Saltó inmediatamente hacia atrás para poner distancia entre él y Mark, mientras sentía su muñeca palpitar de dolor por el agarre de Mark.
Se frotó la muñeca y miró a Mark, conmocionado, pero Mark ni siquiera le prestaba atención mientras miraba a Tylor para asegurarse de que seguía respirando.
—Ven y llévatelo, Fiona.
Una vez que Mark se aseguró de que Tylor estaba vivo, se giró hacia Fiona y la llamó.
Fiona se sobresaltó, como si acabara de salir de un trance al oír su nombre, pero consiguió serenarse y avanzó lentamente hasta quedar junto a Tylor.
Fiona no dejaba de mirar al Anima que tenían delante, preparada para correr si había alguna señal de ataque por parte del monstruo.
Pero el Anima no movió ni un músculo; se limitó a seguir mirando a Mark.
—No te preocupes.
No va a atacarte.
Tú solo lleva a Tylor al helicóptero e intenta darle los primeros auxilios antes de que os vayáis.

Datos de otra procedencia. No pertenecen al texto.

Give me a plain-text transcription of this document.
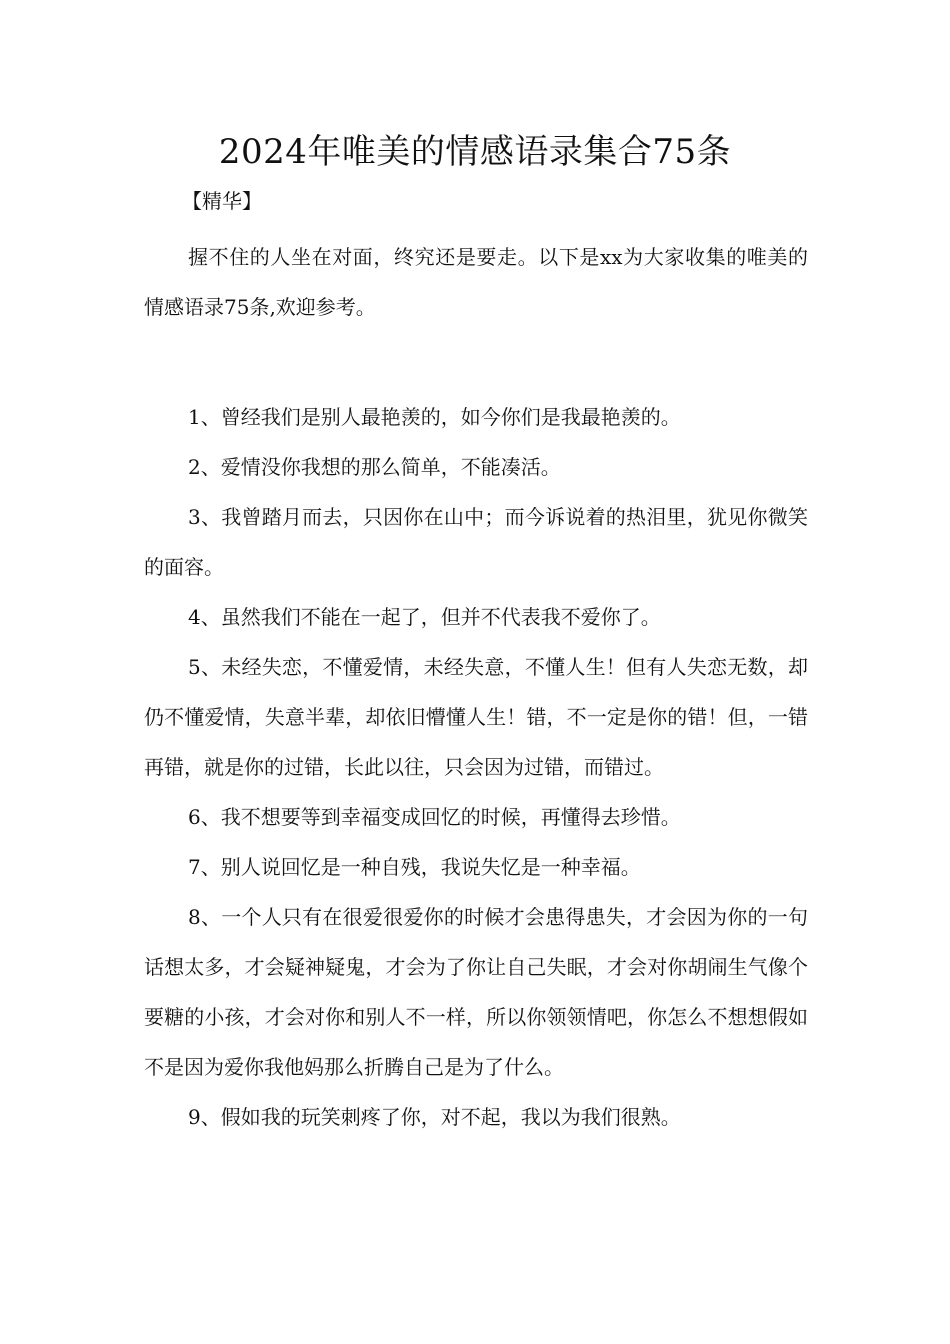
2024年唯美的情感语录集合75条
【精华】

握不住的人坐在对面，终究还是要走。以下是xx为大家收集的唯美的情感语录75条,欢迎参考。

1、曾经我们是别人最艳羡的，如今你们是我最艳羡的。

2、爱情没你我想的那么简单，不能凑活。

3、我曾踏月而去，只因你在山中；而今诉说着的热泪里，犹见你微笑的面容。

4、虽然我们不能在一起了，但并不代表我不爱你了。

5、未经失恋，不懂爱情，未经失意，不懂人生！但有人失恋无数，却仍不懂爱情，失意半辈，却依旧懵懂人生！错，不一定是你的错！但，一错再错，就是你的过错，长此以往，只会因为过错，而错过。

6、我不想要等到幸福变成回忆的时候，再懂得去珍惜。

7、别人说回忆是一种自残，我说失忆是一种幸福。

8、一个人只有在很爱很爱你的时候才会患得患失，才会因为你的一句话想太多，才会疑神疑鬼，才会为了你让自己失眠，才会对你胡闹生气像个要糖的小孩，才会对你和别人不一样，所以你领领情吧，你怎么不想想假如不是因为爱你我他妈那么折腾自己是为了什么。

9、假如我的玩笑刺疼了你，对不起，我以为我们很熟。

Probablemente tenga el cuello roto.
Fiona asintió y agarró a Tylor.
Saltó del suelo a los árboles antes de desaparecer en el bosque.

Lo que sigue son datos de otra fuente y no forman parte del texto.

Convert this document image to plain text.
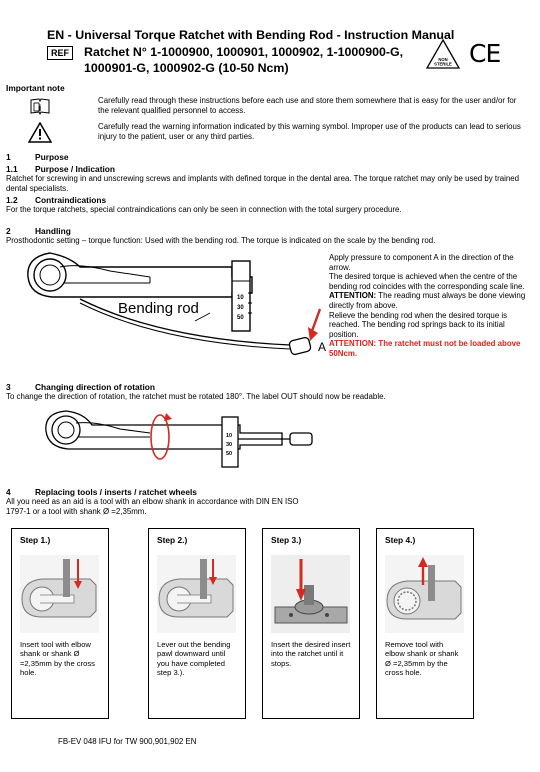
EN - Universal Torque Ratchet with Bending Rod - Instruction Manual
REF	Ratchet N° 1-1000900, 1000901, 1000902, 1-1000900-G, 1000901-G, 1000902-G (10-50 Ncm)
NON
STERILE CE
Important note
i
Carefully read through these instructions before each use and store them somewhere that is easy for the user and/or for the relevant qualified personnel to access.
Carefully read the warning information indicated by this warning symbol. Improper use of the products can lead to serious injury to the patient, user or any third parties.
1	Purpose
1.1 Purpose / Indication
Ratchet for screwing in and unscrewing screws and implants with defined torque in the dental area. The torque ratchet may only be used by trained dental specialists.
1.2 Contraindications
For the torque ratchets, special contraindications can only be seen in connection with the total surgery procedure.
2	Handling
Prosthodontic setting – torque function: Used with the bending rod. The torque is indicated on the scale by the bending rod.
10
30
50
A
Bending rod
Apply pressure to component A in the direction of the arrow.
The desired torque is achieved when the centre of the bending rod coincides with the corresponding scale line. ATTENTION: The reading must always be done viewing directly from above.
Relieve the bending rod when the desired torque is reached. The bending rod springs back to its initial position.
ATTENTION: The ratchet must not be loaded above 50Ncm.
3	Changing direction of rotation
To change the direction of rotation, the ratchet must be rotated 180°. The label OUT should now be readable.
10
30
50
4	Replacing tools / inserts / ratchet wheels
All you need as an aid is a tool with an elbow shank in accordance with DIN EN ISO 1797-1 or a tool with shank Ø =2,35mm.
Step 1.)
Insert tool with elbow shank or shank Ø =2,35mm by the cross hole.
Step 2.)
Lever out the bending pawl downward until you have completed step 3.).
Step 3.)
Insert the desired insert into the ratchet until it stops.
Step 4.)
Remove tool with elbow shank or shank Ø =2,35mm by the cross hole.
FB-EV 048 IFU for TW 900,901,902 EN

Cuando ella se fue, Mark se giró hacia el monstruo con una ligera sonrisa.
—Ahora que se han ido, ¿qué tal si hablamos?
Puedes hablar, ¿no es así, Hormiga?
—No me llames Hormiga.
Soy un orgulloso Anima.
Mark se cruzó de brazos.
—Oh, ¿pero no es eso lo que eres?
Es como decirme que no llame perro a un perro, o mono a un mono.
Lo mires como lo mires, no eres más que una hormiga, Hormiga.
Pero no es de eso de lo que quería hablar.
Quiero saber adónde lleváis a vuestros prisioneros.
¿Los tenéis en los túneles de debajo de la isla?
El Anima empezó a avanzar mientras soltaba un chillido grave.
—Los grandes Anima no responden ante simples humanos.
¡Boom!
El Anima se impulsó desde el suelo y cargó contra Mark, y Mark pudo seguir fácilmente su movimiento mientras avanzaba hacia él.
La mirada de Mark era fría mientras fulminaba con la mirada al Anima, desafiándolo a que se acercara.
¡El Anima sintió inmediatamente un escalofrío recorrerle la espina dorsal al ver aquellos ojos!